Family and one-on-one counseling is a core service. It encompasses the entire life span, from birth through death
JFS' "family life education program" brings in authors, noted speakers and therapists to lead group discussions. Sessions -- often co-sponsored with synagogues, community centers and schools -- include divorce support, bereavement support, single-parent support, parenting education, wellness symposiums, caregiver support and life transitions.
College counseling has evolved to include all post-high school planning. A special program works with youngsters who have special needs, with vocational training and independent living preparation.
Employment and training programs, meanwhile, help area residents age 55 and older who are out of work. JFS provides skills training, resume writing and job leads. Recently, younger and slightly financially better off clients have also been helped.
JFS also runs a kosher food pantry that has seen a 1,000 percent increase in three years, and a Jewish camp scholarship fund that disbursed $45,000 last summer.
Appel and Fraade are passionate about the work of Jewish Family Service. (And, though it remains Stamford based, the organization has a Westport office.)
"It does such great work," Appel said. "Not many people around here know about it. But people who have been helped -- those with elderly parents, for example, and rabbis who recommend us -- know how important these services are."
Now, Jewish Family Service is recognizing how important Appel and Fraade are. Nearing their first anniversary as a married couple -- and Jewish Family Service's 40-year celebration -- the Westport residents will be honored on May 3 with a Mitzvah Award. The two honorees have certainly earned their day.
A "mitzvah" is a good moral deed, an act of kindness. JFS notes that Appel served Temple Israel for 12 years. Since 2013, she has chaired the Southern New England Community of Reform Synagogues, building connections between 23 congregations in Connecticut and Massachusetts.
She recently was elected to the board of directors of Neighborhood Studios of Fairfield County, a nonprofit providing art education to at-risk Bridgeport youngsters. Before joining the Staples High School staff 15 years ago, she was director of rehabilitation at Stamford center.

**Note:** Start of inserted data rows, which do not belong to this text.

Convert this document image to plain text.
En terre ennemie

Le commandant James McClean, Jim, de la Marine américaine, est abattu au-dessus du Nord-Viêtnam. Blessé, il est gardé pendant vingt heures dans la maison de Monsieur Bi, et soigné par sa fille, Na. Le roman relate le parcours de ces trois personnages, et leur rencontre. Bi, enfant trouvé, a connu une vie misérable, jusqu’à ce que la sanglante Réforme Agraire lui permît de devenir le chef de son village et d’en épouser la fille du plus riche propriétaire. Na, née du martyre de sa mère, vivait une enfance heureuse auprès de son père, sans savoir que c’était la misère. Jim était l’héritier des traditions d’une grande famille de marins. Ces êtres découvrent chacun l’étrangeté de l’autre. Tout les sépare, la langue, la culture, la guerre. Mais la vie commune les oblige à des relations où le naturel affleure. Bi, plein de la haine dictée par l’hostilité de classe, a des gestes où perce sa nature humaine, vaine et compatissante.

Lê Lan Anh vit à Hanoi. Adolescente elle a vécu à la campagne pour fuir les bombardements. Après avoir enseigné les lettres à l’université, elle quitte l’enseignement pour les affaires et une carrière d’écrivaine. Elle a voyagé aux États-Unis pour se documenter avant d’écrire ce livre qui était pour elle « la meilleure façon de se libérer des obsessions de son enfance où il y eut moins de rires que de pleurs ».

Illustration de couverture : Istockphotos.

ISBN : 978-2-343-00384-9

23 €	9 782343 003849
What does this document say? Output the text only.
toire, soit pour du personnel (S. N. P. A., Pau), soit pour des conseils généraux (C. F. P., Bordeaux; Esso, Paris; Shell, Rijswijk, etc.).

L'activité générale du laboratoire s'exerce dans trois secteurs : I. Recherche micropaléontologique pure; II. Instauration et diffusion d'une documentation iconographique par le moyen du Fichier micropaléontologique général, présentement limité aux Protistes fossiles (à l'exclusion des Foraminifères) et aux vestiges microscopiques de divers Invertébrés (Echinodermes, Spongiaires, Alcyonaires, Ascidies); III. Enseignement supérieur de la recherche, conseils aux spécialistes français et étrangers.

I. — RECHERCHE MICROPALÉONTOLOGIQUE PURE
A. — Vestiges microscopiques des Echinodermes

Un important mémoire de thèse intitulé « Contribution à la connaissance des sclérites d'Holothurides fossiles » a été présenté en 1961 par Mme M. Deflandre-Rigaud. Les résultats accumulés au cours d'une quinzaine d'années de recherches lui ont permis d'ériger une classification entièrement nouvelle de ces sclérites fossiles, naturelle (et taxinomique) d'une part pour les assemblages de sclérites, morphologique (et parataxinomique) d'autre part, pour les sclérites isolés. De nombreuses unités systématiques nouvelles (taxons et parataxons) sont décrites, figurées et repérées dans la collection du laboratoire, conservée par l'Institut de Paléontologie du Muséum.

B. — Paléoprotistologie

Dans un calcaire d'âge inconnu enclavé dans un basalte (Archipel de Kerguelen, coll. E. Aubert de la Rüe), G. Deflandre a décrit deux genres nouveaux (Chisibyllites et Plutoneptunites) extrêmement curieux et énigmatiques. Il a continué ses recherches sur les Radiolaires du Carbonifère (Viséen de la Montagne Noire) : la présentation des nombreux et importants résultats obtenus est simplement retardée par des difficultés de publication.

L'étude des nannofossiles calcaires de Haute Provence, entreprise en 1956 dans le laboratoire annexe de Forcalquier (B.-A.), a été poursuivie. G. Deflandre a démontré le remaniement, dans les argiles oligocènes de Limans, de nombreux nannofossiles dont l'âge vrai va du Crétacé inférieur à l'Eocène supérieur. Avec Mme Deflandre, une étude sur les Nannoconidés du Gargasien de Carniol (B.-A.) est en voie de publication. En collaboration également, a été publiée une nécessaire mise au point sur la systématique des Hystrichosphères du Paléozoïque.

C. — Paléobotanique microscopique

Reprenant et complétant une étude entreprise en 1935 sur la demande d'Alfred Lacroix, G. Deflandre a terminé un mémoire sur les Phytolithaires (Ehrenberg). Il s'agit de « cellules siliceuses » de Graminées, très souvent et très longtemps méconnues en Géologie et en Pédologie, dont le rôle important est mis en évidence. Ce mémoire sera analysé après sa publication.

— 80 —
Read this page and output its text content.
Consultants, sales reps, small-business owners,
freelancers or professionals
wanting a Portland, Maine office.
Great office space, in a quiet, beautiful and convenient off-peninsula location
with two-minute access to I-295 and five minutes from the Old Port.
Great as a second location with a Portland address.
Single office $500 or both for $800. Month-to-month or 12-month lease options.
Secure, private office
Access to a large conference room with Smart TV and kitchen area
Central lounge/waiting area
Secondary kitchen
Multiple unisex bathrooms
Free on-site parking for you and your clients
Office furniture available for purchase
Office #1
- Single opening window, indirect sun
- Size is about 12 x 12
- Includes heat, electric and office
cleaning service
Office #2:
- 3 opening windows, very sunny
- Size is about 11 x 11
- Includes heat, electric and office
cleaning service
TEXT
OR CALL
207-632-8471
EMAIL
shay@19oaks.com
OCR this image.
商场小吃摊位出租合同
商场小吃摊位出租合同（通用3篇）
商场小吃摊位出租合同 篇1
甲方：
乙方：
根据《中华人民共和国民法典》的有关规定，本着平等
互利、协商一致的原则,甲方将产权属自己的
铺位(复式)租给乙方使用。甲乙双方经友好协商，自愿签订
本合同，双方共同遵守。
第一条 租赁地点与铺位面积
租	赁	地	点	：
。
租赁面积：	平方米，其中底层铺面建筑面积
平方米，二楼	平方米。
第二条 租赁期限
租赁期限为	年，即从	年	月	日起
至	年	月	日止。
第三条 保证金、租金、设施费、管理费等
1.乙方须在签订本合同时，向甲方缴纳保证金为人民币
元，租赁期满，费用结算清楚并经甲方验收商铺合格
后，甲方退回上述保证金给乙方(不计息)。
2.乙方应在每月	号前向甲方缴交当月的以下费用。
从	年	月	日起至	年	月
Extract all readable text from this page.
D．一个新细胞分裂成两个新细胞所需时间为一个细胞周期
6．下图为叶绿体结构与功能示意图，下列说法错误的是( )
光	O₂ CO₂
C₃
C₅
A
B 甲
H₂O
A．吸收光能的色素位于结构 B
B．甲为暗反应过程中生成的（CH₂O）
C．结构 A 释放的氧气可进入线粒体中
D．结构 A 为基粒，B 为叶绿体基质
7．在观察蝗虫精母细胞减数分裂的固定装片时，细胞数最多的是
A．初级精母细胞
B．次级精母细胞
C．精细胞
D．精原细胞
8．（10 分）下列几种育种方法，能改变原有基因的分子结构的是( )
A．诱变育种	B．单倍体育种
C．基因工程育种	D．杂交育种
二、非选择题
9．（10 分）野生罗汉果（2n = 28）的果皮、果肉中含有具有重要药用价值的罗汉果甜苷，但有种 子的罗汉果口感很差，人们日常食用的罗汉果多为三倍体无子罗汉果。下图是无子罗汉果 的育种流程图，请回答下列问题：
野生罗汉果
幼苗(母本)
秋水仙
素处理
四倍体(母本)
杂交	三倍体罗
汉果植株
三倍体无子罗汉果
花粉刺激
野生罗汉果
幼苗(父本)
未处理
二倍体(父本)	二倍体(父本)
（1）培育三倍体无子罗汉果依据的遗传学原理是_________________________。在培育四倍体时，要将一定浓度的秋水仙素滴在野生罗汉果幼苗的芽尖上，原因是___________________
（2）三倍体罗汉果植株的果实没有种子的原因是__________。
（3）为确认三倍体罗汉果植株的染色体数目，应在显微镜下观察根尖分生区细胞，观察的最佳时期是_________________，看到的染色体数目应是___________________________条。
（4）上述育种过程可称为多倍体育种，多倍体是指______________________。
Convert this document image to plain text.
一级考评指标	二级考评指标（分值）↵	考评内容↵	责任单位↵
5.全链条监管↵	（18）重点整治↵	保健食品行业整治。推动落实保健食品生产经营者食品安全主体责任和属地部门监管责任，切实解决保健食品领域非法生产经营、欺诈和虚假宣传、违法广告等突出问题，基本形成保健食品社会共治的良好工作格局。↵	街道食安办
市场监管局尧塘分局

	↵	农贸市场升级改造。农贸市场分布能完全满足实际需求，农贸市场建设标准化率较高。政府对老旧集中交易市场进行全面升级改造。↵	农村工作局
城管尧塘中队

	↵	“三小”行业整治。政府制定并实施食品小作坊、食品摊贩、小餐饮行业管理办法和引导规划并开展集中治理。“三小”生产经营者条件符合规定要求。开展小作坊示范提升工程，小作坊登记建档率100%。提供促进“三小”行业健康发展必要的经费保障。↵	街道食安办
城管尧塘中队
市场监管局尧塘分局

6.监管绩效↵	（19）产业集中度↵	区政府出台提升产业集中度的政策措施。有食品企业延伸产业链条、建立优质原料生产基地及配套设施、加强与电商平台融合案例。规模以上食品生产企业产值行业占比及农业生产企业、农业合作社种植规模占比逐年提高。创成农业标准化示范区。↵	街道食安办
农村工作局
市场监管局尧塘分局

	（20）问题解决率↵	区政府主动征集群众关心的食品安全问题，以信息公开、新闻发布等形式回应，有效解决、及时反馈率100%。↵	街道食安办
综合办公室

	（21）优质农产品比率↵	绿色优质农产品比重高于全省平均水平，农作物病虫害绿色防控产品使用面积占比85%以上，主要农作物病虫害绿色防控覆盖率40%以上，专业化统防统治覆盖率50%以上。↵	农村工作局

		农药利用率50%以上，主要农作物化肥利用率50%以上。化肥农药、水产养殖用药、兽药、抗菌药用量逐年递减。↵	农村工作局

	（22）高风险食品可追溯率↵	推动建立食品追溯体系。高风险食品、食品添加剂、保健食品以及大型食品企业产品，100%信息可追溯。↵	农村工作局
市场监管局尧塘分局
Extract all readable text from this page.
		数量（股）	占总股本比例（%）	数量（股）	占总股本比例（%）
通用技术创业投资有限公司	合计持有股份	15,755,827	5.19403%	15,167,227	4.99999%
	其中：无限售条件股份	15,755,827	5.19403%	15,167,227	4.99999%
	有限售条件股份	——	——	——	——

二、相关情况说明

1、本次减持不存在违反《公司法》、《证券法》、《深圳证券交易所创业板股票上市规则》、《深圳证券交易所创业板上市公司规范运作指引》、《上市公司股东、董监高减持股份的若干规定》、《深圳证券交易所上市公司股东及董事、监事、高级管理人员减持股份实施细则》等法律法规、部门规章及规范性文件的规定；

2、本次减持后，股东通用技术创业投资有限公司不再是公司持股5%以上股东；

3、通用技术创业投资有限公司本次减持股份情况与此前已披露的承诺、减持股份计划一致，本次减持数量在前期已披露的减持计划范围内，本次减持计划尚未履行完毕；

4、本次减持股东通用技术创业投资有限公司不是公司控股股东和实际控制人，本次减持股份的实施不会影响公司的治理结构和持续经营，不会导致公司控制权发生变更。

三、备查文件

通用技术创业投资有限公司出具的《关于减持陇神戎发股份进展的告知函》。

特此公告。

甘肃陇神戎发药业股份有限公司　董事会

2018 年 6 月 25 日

Fraade began volunteering in Westport as soon as he moved here, nearly 20 years ago. He first served as a Boy Scout scoutmaster, then assumed many roles with the Conservative Synagogue. He was a board member of Bi-Cultural Day School for seven years, and spent another five years on the board of United Synagogue of Conservative Judaism. In 2005, he co-chaired Connecticut's Holocaust Remembrance Day, and received the Anti-Defamation League's Distinguished Community Leadership Award.
Fraade is now development chair for the American Israel Public Affairs Committee's Fairfield County region, and vice president and treasurer of Camp Ramah.
Appel and Fraade make a great team, in marriage, and volunteerism. (Their wedding ceremony last July was co-officiated by clergy from their respective synagogues.) They hope that their award will shine a light on some of the good work being done quietly by their fly-under-the-radar organization.
"I'm humbled at the opportunity to spread the word about Jewish Family Service," Appel said. "It's nice to be recognized by this great community. And to be honored with Jon is a wonderful way to keep us going in the next chapter in our lives."